Many times we simply hang around people who practice the faith like we do because it makes sense and it’s comfortable. Churches also carry various rich cultures from one generation to the next. We wouldn’t want to lose those traditions in favor of one neutral practice–that would be uniformity as well. So what does unity look like?

First, let’s set aside the analysis of all the reasons the church self-segregates. It should still be possible to have different roles in society, a different look and feel, and still have unity. Let’s look at the body metaphor itself.

How Does a Real Body React?

When my son was three he graduated to a twin bed with no rails. One night I woke to the sound of him crying. In my half-sleep state, I believed he had fallen out of bed (he hadn’t) and was hurt (he wasn’t). I ran to his room in the dark and as I entered his room I whacked my little toe on his drum set. I immediately fell to the ground, cradling my foot in both my hands, rocking back and forth trying not to scream.

The next day my toe still hurt and I was limping. I didn’t realize how bad it was until I tried to put my shoes on for work. My foot had swollen, so I found my roomiest shoe and tried to stuff my foot into it (I was part-time hourly, and we desperately needed every dollar I could earn). I was determined to get that foot into that shoe, but my whole body rebelled–I became thoroughly nauseated from the pain. It wasn’t going to happen.

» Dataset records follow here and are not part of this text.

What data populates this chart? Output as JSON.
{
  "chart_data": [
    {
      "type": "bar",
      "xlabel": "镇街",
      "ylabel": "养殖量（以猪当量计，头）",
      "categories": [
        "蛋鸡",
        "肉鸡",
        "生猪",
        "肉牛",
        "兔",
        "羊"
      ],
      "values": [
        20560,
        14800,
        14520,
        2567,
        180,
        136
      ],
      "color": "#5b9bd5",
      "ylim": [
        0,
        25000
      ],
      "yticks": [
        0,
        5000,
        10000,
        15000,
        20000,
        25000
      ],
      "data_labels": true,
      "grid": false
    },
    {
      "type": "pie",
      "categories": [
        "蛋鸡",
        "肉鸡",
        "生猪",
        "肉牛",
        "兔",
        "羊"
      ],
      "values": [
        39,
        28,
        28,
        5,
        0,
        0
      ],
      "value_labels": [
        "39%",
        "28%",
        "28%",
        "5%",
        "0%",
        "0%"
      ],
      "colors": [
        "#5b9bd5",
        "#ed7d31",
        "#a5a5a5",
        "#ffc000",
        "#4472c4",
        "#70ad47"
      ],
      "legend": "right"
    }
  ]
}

I think about this event often when I think about the Christian church. Part of us is broken and inflamed, and another part of us is determined to keep plugging away, business as usual. Most likely, we all see ourselves as the “broken and hurting” part and “the other person” as the ones trying to move forward, “business as usual”.

The Body of Christ

What we really need to do is respond to each other like my body’s first instinct the moment I broke my toe. My toe didn’t have to convince my body it was hurt. My body was in enough communication with all its parts that it knew the moment my toe broke. I fell to the ground, my hands covered my toes—a self-protective instinct to prevent further harm. My voice held back a scream. At first, I was holding my breath, my body rocked to dissipate the pain that my whole body felt.

Now, I know that Paul’s point in describing the church as the “body of Christ” is that we all belong, we all have a part to play. Yes! The Christian church hasn’t been good at realizing that to this day. That topic will be another post for another day.

We Start By Caring

Before we can appreciate the reality that we have different roles in the Body of Christ, that we look and act differently, that we believe and practice differently, we first have to care about each other. We need to acknowledge that we are all a part of one body, whether we like it or not.  When we act as a body, we will know each other, we will be there when the other is in pain, and we will care. We will weep with those who weep, whether or not they interpret the Bible the same as we do. If one part exacerbates the pain, the rest of us should react to stop the damage that’s being done.

We are all imperfect. We are being transformed, so this is messy work. Even in the midst of the messiness, we can care and empathize, maybe even help, our brothers and sisters who are in pain. We can stop trying to press on as if nothing’s wrong, expecting people to pull themselves up by their bootstraps. How we treat each other is the gospel in action.

Reflection

Do you see your sisters and brothers with whom you disagree as part of the same greater body–the body of Christ? Would this perspective change how you interact with people? Do people around you care about your pain like it was their own? How would you feel if they did?